Zimbabwe ran out of cash - the US dollar - from April last year, so it withdrew high denomination notes from the market and introduced about R1.3 billion small denomination locally-produced cash - Bond Notes.

Central bank governor John Mangudya said the money for this new currency was backed by Afreximbank in Cairo.

He also said the new cash would be deposited as a 5 percent bonus to exporters. During the present Spring IMF meeting in Washington, African director Abebe Aemro Selassie said a whole package of reforms was needed to get Zimbabwe out of the crisis.

“There’s a limited amount of foreign exchange inflows coming in and no monetary policy tool. So, they are in a difficult circumstance right now. Going down this one (bond) note route, in and on itself, will not address the challenges that the country has," he said.

“So, it’s very important to have a more comprehensive policy package, which also addresses the fiscal challenges the country faces, a lot of the structural reforms that have to be done,” he said.

Mangudya, insiders say, listens carefully to the IMF and has now said he will not, for the moment, release any more Bond Notes even though he has only released about half the number he said he'd print.

Zimbabwe also dramatically restricted imports - mainly from South Africa - as it did not have enough money to pay for them.

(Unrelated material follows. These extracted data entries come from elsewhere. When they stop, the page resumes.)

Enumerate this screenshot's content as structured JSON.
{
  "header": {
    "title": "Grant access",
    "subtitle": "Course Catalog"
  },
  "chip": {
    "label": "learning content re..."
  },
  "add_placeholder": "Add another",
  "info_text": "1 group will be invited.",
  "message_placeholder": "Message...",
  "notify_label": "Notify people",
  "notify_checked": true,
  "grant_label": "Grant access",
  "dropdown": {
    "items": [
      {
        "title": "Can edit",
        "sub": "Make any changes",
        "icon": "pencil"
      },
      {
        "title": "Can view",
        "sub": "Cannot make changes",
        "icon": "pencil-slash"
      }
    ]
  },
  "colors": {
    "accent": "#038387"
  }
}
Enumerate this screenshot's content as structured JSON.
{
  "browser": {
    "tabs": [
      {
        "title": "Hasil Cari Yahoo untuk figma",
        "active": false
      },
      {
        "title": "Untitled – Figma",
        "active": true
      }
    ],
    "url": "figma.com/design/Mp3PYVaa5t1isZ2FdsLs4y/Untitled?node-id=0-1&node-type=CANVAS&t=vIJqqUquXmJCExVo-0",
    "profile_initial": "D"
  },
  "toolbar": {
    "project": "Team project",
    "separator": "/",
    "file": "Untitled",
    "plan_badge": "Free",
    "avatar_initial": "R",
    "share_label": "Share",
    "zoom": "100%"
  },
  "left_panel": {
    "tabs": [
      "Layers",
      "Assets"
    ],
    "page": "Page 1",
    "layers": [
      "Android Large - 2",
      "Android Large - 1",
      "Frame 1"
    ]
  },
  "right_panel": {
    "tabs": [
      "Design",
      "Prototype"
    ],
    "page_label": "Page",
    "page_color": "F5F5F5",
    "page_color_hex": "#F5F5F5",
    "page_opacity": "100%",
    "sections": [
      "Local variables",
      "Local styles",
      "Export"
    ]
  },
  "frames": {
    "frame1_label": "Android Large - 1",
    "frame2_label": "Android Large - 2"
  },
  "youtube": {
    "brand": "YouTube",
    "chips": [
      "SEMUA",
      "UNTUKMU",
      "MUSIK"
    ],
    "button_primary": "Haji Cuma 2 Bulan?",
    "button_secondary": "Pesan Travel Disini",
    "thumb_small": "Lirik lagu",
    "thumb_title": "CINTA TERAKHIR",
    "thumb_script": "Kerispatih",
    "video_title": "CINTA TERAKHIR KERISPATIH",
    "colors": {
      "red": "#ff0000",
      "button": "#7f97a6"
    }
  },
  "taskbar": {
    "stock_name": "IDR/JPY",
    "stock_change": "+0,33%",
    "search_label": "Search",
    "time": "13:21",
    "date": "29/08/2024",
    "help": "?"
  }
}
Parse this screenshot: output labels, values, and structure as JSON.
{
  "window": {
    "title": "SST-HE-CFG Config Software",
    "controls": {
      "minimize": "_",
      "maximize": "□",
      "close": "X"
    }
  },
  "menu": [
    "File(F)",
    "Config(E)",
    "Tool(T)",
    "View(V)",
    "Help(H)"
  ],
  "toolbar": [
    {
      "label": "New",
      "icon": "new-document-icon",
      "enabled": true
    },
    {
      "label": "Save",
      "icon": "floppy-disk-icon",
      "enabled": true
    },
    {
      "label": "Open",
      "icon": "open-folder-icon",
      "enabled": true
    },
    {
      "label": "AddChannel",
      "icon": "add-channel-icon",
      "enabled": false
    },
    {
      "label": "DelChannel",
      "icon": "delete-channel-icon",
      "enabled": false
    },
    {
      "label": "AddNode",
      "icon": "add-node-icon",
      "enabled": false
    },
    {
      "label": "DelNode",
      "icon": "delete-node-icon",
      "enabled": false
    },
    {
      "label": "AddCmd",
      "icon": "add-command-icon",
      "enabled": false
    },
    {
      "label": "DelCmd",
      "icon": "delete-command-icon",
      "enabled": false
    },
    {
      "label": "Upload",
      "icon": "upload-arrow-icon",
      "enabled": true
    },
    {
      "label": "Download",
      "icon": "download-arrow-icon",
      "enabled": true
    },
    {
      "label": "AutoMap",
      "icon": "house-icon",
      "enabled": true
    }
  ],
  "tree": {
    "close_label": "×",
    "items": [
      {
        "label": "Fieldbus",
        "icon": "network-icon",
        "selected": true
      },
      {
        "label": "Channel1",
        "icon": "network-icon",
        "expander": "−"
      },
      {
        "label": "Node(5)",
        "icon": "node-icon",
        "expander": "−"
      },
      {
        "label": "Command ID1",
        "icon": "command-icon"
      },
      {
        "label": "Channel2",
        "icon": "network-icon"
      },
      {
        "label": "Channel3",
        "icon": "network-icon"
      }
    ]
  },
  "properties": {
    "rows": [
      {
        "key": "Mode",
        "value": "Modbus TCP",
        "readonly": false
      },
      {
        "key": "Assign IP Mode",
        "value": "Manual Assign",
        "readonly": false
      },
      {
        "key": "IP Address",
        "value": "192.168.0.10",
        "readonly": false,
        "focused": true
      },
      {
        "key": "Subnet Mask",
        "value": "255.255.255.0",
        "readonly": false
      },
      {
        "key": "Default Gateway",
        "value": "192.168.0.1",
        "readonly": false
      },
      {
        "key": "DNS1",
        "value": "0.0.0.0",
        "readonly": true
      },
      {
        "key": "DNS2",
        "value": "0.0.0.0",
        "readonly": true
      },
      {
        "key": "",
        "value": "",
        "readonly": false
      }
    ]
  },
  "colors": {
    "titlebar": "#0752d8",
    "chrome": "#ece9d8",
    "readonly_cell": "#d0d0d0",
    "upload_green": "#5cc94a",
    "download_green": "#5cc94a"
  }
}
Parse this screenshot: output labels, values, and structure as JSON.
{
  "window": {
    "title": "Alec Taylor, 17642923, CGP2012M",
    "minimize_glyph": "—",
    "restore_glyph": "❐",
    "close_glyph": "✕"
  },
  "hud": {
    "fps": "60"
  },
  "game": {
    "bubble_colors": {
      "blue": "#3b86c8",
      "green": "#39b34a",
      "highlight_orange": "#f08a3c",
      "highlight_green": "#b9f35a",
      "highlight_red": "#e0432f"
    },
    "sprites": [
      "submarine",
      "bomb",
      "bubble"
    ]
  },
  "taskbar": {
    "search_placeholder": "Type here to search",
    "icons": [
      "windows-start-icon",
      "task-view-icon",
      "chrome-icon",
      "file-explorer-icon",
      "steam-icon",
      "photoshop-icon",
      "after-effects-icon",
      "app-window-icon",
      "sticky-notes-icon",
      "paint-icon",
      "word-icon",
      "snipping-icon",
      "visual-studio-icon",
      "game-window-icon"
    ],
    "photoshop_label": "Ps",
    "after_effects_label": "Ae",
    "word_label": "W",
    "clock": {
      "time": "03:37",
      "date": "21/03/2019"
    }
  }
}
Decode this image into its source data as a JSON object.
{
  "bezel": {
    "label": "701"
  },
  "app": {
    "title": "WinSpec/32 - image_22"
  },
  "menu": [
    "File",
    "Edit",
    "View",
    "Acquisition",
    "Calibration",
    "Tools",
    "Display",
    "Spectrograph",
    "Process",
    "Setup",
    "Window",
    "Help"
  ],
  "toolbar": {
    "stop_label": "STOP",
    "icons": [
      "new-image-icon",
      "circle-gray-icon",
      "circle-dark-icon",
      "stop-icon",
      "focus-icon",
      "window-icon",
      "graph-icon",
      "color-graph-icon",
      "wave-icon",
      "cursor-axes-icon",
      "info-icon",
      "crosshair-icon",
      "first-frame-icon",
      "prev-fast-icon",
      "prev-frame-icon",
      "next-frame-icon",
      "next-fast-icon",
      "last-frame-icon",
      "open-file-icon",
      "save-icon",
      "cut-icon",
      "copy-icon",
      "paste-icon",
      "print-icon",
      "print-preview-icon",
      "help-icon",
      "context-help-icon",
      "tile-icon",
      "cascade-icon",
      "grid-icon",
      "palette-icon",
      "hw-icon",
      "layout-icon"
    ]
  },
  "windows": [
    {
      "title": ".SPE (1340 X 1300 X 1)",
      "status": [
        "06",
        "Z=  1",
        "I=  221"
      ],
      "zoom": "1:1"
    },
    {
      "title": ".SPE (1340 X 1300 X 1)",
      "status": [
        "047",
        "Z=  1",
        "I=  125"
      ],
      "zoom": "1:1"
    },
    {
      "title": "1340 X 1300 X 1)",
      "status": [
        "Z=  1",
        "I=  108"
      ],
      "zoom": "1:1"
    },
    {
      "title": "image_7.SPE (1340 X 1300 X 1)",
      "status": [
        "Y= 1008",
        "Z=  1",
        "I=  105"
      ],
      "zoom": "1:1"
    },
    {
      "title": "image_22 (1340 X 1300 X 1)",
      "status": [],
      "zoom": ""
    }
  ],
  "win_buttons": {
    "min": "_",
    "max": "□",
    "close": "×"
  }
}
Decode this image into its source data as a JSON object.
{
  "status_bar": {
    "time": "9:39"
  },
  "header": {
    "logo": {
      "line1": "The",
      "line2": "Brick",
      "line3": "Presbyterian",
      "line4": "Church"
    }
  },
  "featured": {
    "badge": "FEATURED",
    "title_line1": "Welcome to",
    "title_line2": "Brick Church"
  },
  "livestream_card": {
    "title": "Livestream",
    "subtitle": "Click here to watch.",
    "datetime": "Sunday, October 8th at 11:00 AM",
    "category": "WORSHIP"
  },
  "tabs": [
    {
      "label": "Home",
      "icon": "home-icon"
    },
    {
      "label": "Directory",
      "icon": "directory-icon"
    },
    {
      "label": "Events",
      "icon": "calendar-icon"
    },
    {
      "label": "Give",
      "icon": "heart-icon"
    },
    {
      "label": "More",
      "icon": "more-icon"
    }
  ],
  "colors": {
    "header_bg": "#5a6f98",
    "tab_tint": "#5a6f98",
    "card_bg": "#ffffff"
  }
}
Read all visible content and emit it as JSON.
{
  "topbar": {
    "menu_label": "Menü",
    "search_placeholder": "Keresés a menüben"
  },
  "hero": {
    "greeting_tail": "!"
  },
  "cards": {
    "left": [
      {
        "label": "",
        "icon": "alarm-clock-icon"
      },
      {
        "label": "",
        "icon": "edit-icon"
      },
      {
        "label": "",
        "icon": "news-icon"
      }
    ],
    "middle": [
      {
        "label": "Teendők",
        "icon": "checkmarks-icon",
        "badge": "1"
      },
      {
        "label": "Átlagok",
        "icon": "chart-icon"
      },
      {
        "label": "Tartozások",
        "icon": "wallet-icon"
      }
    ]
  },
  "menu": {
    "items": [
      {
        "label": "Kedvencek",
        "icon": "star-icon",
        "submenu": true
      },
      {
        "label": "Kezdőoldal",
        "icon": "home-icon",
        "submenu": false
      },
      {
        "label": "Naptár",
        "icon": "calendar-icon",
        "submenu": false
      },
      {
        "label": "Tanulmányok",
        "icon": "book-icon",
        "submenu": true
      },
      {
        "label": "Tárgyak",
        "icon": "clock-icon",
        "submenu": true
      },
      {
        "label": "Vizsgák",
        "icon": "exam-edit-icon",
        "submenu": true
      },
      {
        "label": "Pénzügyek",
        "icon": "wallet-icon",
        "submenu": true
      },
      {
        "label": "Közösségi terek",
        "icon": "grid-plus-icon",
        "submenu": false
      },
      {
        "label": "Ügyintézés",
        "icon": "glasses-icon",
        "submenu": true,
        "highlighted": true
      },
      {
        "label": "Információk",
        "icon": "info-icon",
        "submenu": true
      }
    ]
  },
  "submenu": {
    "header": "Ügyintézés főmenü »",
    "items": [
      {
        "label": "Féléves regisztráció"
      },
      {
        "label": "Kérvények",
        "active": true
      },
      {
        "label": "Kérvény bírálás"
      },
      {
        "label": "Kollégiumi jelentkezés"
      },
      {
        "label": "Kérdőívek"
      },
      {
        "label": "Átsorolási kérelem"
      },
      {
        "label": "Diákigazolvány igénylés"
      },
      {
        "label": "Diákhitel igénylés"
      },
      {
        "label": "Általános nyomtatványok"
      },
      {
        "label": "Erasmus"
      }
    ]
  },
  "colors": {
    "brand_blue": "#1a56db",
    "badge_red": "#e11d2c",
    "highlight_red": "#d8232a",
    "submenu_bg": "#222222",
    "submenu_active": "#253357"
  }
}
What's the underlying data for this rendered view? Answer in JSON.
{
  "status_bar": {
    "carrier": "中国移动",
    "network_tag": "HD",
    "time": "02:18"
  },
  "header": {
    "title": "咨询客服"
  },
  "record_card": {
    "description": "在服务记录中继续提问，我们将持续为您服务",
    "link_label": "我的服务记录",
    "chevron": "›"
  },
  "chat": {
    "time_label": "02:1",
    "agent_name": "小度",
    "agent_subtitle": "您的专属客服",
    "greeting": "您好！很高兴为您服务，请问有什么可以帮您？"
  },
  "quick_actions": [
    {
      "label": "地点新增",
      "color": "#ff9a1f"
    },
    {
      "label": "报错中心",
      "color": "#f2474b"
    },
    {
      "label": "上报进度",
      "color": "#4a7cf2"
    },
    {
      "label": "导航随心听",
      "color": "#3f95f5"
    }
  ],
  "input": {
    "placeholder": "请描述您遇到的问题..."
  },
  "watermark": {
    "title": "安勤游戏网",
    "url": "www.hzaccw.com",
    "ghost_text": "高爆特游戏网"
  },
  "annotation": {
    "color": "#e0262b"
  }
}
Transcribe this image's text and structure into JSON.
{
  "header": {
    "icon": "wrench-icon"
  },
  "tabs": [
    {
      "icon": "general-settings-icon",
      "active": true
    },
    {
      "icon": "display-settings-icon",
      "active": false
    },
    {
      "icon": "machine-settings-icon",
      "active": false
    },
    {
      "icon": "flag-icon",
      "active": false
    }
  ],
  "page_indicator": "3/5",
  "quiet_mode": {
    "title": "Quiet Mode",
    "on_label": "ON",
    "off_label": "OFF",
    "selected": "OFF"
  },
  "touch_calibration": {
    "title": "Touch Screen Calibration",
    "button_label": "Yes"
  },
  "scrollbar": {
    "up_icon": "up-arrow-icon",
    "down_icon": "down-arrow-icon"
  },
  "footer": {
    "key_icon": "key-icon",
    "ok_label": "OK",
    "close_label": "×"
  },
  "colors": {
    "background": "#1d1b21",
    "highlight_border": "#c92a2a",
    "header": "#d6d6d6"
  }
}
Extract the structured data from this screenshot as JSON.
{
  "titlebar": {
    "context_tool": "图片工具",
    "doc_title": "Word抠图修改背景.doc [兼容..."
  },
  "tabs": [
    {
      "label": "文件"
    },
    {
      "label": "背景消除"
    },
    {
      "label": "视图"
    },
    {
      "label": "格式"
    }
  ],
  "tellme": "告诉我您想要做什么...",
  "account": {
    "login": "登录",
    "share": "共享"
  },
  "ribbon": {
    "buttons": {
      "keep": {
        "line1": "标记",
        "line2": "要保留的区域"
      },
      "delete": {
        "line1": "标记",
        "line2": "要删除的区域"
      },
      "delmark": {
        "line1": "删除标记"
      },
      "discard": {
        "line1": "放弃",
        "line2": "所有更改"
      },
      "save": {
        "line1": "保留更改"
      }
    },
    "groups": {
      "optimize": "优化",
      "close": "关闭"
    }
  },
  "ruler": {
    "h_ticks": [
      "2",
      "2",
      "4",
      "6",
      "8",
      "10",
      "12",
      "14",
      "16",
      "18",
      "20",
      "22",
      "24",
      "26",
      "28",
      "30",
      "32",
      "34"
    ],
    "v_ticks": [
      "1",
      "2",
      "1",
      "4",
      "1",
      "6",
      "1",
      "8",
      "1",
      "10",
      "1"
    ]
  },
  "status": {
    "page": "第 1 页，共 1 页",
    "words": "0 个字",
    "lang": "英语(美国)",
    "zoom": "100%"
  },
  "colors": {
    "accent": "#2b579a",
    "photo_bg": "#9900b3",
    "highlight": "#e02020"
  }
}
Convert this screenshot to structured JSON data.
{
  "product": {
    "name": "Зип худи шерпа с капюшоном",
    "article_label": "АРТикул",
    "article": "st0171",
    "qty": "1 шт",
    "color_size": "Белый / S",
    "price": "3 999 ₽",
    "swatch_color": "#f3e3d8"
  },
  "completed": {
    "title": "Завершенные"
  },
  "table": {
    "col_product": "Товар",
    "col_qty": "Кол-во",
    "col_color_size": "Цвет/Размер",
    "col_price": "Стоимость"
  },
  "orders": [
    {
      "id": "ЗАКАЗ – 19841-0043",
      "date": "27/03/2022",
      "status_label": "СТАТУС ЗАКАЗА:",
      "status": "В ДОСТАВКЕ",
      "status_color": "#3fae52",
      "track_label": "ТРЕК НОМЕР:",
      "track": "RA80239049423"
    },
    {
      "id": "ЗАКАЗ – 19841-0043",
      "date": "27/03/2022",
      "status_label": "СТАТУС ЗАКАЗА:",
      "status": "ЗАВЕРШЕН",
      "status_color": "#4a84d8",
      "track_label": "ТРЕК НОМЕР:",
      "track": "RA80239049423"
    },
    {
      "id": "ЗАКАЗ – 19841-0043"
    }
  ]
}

To secure new loans it also finally repaid the IMF, but has still failed to settle its long-standing loans to the World Bank and the African Development Bank.

Finance minister Patrick Chinamasa has not yet been able to get political clearance from the ruling Zanu-PF to fulfil his 2015 commitment to the IMF to cut the size of the public service and other public spending which consumes more then 90 percent of government revenue.

Since the Bond Notes arrived in the banking system late last year, US dollar notes have largely disappeared.

The central bank accuses some of hoarding US dollar cash and last week placed a cap on cash-back facilities offered by some major retailers such as South African chain Pick * Pay which owns and runs several supermarkets in Zimbabwe.

Unable to get cash from ATMs or even from their banks, many shoppers pay for their goods at the till using their bank cards and then add extra dollars to the slip, and the supermarket gives them notes back.

Now the central bank has told retailers to limit that facility to about R250 a time. Banks are only allowed to provide customers with a maximum of R2600 a week from their accounts.

Read also:  Zimbabwe rejects adoption of rand

Many employers pay workers via telephone banking or via their bank cards. So bank statements show a US dollar amount, but depositors cannot withdraw it except in small amounts from time to time.

Zimbabwe had good rain this summer and the government says it has produced enough to feed the country in the next year so it will save foreign cash on food imports. Tobacco is also selling now, and so some foreign cash is coming into the country but the cash drought is not going to be solved any time soon.

Economists say there is no easy way ahead for Zimbabwe which wants to borrow money from the IMF until, in particular, it pays off about $600 million to the African Development Bank.

Harare had to abandon its own currency, the Zimbabwe dollar, in 2008 because it lost value after years of hyper inflation.

Use of the US dollar, economists say, make Zimbabwe’s exports expensive in a region where most currencies are pegged to the rand.